C’è tanta strada da fare. Basta frequentare una qualsiasi spiaggia del litorale ionico per rendersi conto che il ballottaggio per la scelta del nuovo sindaco rappresenta l’ultimo degli argomenti da trattare tra un tuffo e l’altro. Dopo il calciomercato, la spesa, il pranzo, gli esami di Stato dei figli, i viaggi programmati per l’estate, i gossip del momento. E poco importa se molti dei bagnanti sono precari, disoccupati, cassintegrati – mai viste spiagge così affollate anche durante la settimana – la politica ai loro occhi è una pietanza indigesta da tenere a distanza siderale.

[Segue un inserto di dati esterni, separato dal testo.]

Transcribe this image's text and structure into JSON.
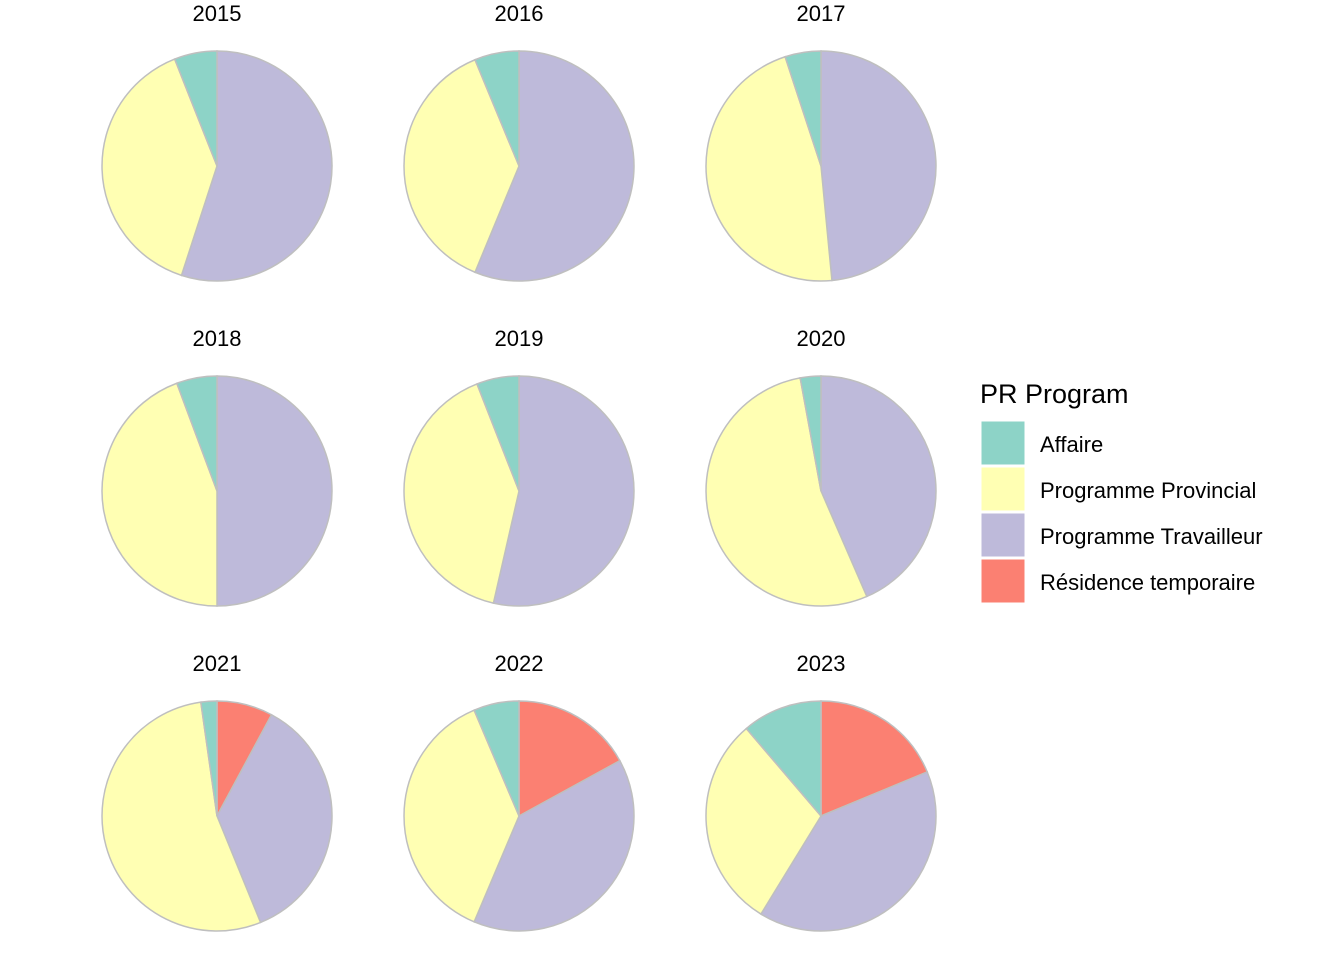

Tutto il contrario di quanto avviene sui Social Network, dove la battaglia elettorale sembra essersi trasformata in ragione di vita e di morte per entrambi i contendenti. Ma la vita e la morte sono cose molte più serie e preziose delle loro ansie di potere. Perché in gioco, cari lettori, ci sono le ambizioni di due sistemi di potere altrettanto pericolosi, non certo gli interessi della collettività, la difesa della salute e dell’ambiente, una migliore qualità dell’esistenza. Da parte nostra, quindi, nessun invito al voto. Nessuna indicazione a favore del presunto male minore. Nessun incitamento all’astensione così tanto corteggiata dal Pd ai tempi del referendum sulle trivelle. I nostri lettori hanno la testa per decidere con equilibrio e serenità cosa fare del proprio tempo il prossimo 25 giugno. Noi restiamo dell’idea che la scelta migliore andava fatta prima. Ora è davvero troppo tardi.